Kotler ve Armstrong (2014) kültürü; bireyin istekler, temel değerler, davranışlar, algılar, gelenekler, görenekler, örfler gibi ailesinden ya da kurumlardan öğrendiklerinin toplamı olarak tanımlamıştır. Kültür marka sadakatine etki eden faktörlerden biriyken aile, bireylerin satın alma davranışları geliştirirken etkilendikleri ilk yerdir. Bireyler, diğer etkenler devreye girinceye kadar ailesinin sadık olduğu markalara yönelip, o markalara sadık olurlar (Kotler ve Keller, 2006, s. 177).

Her insan sosyal çevreyle etkileşim içinde bulunur ve kültür burada görünmez bir el gibi davranarak bilinçaltındaki davranışları etkiler. Tüm büyük firmalar yurt dışına ürün/marka pazarlarken pazarlama faaliyetlerini, faaliyette bulundukları ülkelerin kültürüne uyum sağlayacak şekilde geliştirmektedir. Çünkü; müşterilerin satın alma davranışları kültürel faktörlerden büyük ölçüde etkilenir (Schiffman ve Kanuk, 2007, s. 394).

2.2.5.7 Performans

Marka sadakati oluşumunda, marka performansının önemli bir payı vardır (Datta, 2003, s. 140). Algılanan performans, tüketim deneyimi sonrasında müşterinin ürün veya hizmet performansını değerlendirmesidir (Musa, 2005, s. 47).

2.3. Sosyal Medya Kavramı

Günümüzde sosyal medyanın kavramına yönelik henüz kabul edilmiş bir tanım yoktur. Ayrıca sosyal medyayı kavramsallaştırmaya yönelik çalışmalar devam etmektedir. Mevcut çalışmaların ve makalelerin çoğu sosyal medya terimini, yeni medyanın gelişimi olarak kullanmakta ve ifade etmektedir (Lee, 2013, s. 23). Sosyal medyayı basitçe tanımlamak gerekirse, Web 2.0 teknolojilerinin kullanılmaya başlanması ile ortaya çıkan ve bireylere internet aracılığı ile etkileşim kurma olanağı sağlayan araçlardır (Gunelius, 2011, s. 10). Web 2.0 teknolojileri kullanıcı içeriğinin

41

doğal bir ürünüdür. Web 2.0; statik, program tabanlı ve tek kullanıcılı bir üretkenliği bulunan Web 1.0'ın tersine sosyal medyanın hayatımıza girmesinde etkili olan dinamizm, içerik oluşturma ve sosyal temelli özellikler sunmaktadır. Web 2.0 içerik paylaşım siteleri, bloglar, wikiler ve sosyal ağlar gibi çok daha hızlı hizmetleri içererek sadece teknolojiyi ve tasarımı değil aynı zamanda hayatın her alanını etkiler durumdadır (Bozarth, 2010, s. 11). Web 2.0, kullanıcının hem içerik (metin, fotoğraf, video, müzik) oluşturmasına hem de içeriğin yorumlar yoluyla değerlendirilmesine katkı sağlar (Fogel, 2010, s. 56).

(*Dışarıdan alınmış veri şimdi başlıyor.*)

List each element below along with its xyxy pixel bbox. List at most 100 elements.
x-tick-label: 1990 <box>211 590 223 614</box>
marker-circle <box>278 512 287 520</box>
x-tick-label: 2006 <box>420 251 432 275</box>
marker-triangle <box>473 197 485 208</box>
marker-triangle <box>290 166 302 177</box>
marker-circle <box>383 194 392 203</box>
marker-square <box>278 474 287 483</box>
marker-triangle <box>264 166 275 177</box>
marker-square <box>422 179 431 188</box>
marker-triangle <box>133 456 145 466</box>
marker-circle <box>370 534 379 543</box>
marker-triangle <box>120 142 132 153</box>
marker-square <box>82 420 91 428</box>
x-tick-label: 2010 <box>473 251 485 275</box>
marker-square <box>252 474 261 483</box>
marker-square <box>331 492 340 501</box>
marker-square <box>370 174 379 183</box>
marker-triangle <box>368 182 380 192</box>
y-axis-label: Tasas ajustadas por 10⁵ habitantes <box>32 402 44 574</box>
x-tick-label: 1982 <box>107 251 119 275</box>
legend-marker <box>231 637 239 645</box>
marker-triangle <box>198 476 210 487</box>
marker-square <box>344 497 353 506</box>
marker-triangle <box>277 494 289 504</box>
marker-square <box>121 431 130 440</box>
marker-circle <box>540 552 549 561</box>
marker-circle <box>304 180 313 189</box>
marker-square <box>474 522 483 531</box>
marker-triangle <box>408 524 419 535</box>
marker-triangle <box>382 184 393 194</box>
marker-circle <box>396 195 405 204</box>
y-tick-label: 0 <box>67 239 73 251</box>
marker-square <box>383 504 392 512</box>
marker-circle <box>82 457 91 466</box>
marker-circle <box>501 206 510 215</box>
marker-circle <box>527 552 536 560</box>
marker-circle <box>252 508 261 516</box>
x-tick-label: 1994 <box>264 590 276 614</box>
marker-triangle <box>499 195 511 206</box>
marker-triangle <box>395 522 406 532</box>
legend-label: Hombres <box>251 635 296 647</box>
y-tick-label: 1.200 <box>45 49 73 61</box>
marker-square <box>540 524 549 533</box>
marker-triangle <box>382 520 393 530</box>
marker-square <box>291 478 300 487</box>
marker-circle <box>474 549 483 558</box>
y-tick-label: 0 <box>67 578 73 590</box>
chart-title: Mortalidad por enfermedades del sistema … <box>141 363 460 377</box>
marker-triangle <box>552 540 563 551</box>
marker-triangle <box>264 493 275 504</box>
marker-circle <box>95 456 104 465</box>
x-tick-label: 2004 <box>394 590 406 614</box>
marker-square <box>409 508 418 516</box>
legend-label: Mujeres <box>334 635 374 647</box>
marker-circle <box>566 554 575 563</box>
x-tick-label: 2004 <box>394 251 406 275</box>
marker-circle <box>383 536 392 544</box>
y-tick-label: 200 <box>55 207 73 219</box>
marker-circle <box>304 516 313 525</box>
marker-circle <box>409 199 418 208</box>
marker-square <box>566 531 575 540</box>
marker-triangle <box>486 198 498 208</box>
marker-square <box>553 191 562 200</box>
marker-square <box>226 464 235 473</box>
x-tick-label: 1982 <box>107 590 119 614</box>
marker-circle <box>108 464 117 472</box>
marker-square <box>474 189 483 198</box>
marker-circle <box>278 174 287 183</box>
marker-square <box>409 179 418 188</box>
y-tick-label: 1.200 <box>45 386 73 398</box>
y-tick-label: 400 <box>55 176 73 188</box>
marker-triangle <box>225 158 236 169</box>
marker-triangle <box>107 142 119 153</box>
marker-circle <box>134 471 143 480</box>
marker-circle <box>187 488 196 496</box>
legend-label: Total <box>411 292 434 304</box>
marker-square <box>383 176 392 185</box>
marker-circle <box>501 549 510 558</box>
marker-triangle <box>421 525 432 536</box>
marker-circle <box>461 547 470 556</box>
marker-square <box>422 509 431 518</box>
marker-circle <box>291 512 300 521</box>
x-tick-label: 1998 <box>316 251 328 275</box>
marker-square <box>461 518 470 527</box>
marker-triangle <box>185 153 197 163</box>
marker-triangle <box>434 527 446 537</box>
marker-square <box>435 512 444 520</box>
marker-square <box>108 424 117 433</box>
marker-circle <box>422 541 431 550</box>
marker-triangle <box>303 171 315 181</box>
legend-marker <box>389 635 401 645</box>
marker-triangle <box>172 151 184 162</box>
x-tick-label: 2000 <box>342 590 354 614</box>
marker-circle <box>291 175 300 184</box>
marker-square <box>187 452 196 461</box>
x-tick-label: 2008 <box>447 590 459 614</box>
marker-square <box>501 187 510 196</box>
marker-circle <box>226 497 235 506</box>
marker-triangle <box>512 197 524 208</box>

Web 2.0’ın geliştirilmesi ile birlikte ortaya çıkan sosyal medya platformları tüketicilerin geleneksel kitle iletişim araçlarından etkileşimli, iş birliğine dayalı ve farklı bir şekilde ürün ve markalarla ilgili bilgi alması, alışveriş yapması ve üretmesi için yeni ağ geçitleri açmıştır (Nakay, 2017, s. 36). Bununla birlikte bir web sitesinin sosyal medya sitesi olması için gerekli bazı özellikler vardır: kullanıcı profilini, içeriği, kullanıcıların birbirleriyle bağlantı kurmasına ve birbirlerinin sayfalarına yorum göndermesine izin veren ve ortak ilgi alanlarına dayalı sanal gruplara katılmalarını sağlayan bir yöntem içermelidir (Paquette, 2013, s. 3). Kaplan ve Haenlein (2010) sosyal medyayı, Web 2.0'ın ideolojik ve teknolojik temellerini esas alan ve kullanıcı tarafından üretilen içeriğin (video, fotoğraf, yazılı yorumlar) oluşturulmasına ve değiş tokuşuna izin veren bir grup İnternet tabanlı uygulama olarak tanımlamaktadır.

Sosyal medya, tüketici ve marka etkileşimleri ile markaların gelişmesine katkıda bulunmak için deneyimlerin, bilgilerin paylaşılması yoluyla firmalar ve tüketiciler arasında iletişim kanalları kurulmasını kolaylaştırır. Bu durumda tüketicilerin internet kullanımları, sosyal paylaşım siteleri, bloglar, forumlar ve diğer içerik siteleri gibi çeşitli platformlar yoluyla da artmaktadır. Durum böyle olunca rekabet avantajı sağlamak isteyen firmalar, müşterilerini sosyal medya ortamında da etkilemek zorunda kalırlar (Nakay, 2017, s. 37). Sosyal medya firmalara, zamanın ve kaynakların etkili kullanılması ile geleneksel yöntemlerin ötesinde marka sadakati oluşturmak için tüketicilerle daha iyi iletişim kurma olanağı tanır (www.theatlantic.com).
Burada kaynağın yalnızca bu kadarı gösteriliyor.